Tories are naturally seen as being obvious choices to ‘cross the floor’ to UKIP, being a fellow right-wing party, so I look forward to seeing how Mr Henry Bolton, an ex-LibDem, will reinvigorate UKIP, and perhaps he will reveal more about his switch of allegiances.
As I’ve commented here in another article, I used to naively vote LibDem until I had a political reawakening, and discovered UKIP was the only party that shared my opinion on the EU.
UKIP certainly has to be wary of those that seek to switch allegiances only to preserve their own self-interest, however it should be welcoming also to those that genuinely want to switch because their parties policies (Labour, LibDem etc) are taking them in different directions. (For example, any Pro-Brexit Labour MP must be worth tapping up!)
Dear Viv
If it’s any consolation, I happen to like Neil Hamilton. He’s got on with the job and has remained loyal as far as I can see.
He has much experience in Westminster and I feel that our party could make far better use of that experience. Instead, far too many people criticise him for something in his past.
I came across the following by chance
http://www.bbc.co.uk/news/uk-wales-politics-40340803
It’s on a subject close to many hearts, I think he put it across in exactly the right way and it’s well worth reading.
Kind regards
Brenda
The case against Mike was never proven – Steven left beforecawkward questions had to be answered.
Come on Rob -all Godfrey did was give Crick a well earned playful “bop” on the bonce, with I think the UKIP magazine.
As I remember commenting on the old forum at the time, his real sin was to “pee” on Nigel`s parade, just before his big speech at Conference.
Mind you, his “sluts” comment didn`t help him much.
But overall, I thought Godfrey was good for UKIP, at least we got publicity then.
Notice how we rarely get any at all nowadays – doesn`t pay to be non-controversial and squeaky clean.
IIRC Crick was quizzing Godfrey over the fact that there were no black faces on the front of the current UKIP manifesto and claimed that therefore the party was racist. Surely to select a black face to appear on the document purely because of the colour of his skin is, in itself … racist?
“We must keep Great Britain free and make it greater than before.”
Indeed we must, but it will not be achieved by appeasement of the enemy within who, by his behaviour over several decades, has shown (with few exceptions) that he will never integrate.
If we don’t get voters to open their eyes and understand that threat then our country will be lost to the enemy with the full cooperation of “our” government.
I hope that UKIP will live up to the meaning of the new logo.
If we do exit the EU, the job is only half done. The donkeys have been in control of Britain for far too long, with Blair as the asinine figurehead, and Cameron his heir. May is not much better than either of them.
UKIP is great on EU matters.
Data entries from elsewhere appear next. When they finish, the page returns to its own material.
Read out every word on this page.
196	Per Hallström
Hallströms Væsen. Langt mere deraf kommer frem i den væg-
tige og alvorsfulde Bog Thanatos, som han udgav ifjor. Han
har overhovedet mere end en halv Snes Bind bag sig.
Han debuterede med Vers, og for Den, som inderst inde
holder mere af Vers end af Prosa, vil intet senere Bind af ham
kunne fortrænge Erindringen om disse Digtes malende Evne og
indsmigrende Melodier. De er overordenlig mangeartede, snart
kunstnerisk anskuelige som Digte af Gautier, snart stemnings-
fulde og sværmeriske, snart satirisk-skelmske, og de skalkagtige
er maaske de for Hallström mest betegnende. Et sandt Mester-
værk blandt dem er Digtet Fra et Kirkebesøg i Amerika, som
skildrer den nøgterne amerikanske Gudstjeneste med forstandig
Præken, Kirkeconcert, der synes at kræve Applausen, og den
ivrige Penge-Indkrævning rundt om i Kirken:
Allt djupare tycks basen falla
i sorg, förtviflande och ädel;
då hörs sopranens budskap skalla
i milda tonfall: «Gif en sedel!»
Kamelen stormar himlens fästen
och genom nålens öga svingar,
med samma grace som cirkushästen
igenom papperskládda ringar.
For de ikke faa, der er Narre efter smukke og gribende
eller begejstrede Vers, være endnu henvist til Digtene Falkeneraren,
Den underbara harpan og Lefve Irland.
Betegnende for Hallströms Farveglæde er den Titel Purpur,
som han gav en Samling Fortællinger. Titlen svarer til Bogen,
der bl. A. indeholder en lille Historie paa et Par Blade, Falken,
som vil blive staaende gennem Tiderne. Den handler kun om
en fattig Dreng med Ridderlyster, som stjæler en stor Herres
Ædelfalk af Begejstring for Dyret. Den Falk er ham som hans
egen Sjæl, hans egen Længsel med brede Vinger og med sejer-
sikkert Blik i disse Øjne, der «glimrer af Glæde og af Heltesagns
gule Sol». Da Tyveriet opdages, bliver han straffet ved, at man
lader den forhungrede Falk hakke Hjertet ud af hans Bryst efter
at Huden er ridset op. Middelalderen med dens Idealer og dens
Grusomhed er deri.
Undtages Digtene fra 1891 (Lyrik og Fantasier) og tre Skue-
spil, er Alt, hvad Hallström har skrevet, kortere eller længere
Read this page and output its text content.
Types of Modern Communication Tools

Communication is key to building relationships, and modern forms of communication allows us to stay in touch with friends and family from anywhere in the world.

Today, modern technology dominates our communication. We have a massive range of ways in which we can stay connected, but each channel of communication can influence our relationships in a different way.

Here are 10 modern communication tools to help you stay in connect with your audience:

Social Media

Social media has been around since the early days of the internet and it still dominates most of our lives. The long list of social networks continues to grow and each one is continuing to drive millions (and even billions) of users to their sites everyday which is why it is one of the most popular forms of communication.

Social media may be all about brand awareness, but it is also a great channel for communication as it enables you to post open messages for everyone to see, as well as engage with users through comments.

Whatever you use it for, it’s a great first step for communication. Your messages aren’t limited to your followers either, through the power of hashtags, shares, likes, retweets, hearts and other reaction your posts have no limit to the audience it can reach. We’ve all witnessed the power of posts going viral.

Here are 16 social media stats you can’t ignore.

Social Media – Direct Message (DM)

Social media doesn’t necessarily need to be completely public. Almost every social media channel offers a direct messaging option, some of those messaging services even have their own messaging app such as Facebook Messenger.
I await developments on other matters.
“Mr Crowther knows what he’s about” – Am I correct in believing he was the party chairman who welcomed the likes of Reckless and Carswell into the party pushing existing candidates out of the way, for their by-elections, (which caused me to leave UKIP) who was again chairman when Godfrey Bloom was made to feel so uncomfortable that he left UKIP. That lot worked out well didn’t it?
John humans are complicated. My comment was about Mr. Crowther when wearing his marketing hat.
Being very much on the outside looking in I can only comment on UKIP personalities on the basis of what I see. Your comments seem to indicate that he may not have the skillset a good human resources manager would need to have to be effective in a party leadership role.
In my experience good people tend to excel in one or at most a few areas.
My thinking on this is that a leader needs to be someone who ‘has it all’ i.e. is reasonably good on a broad front without necessary being exceptional in any one area with the possible exception of being a good judge of character where excellence is a requirement. (Or at the very least have the judgement to know who’s advice to listen to and who’s to ignore in this matter.)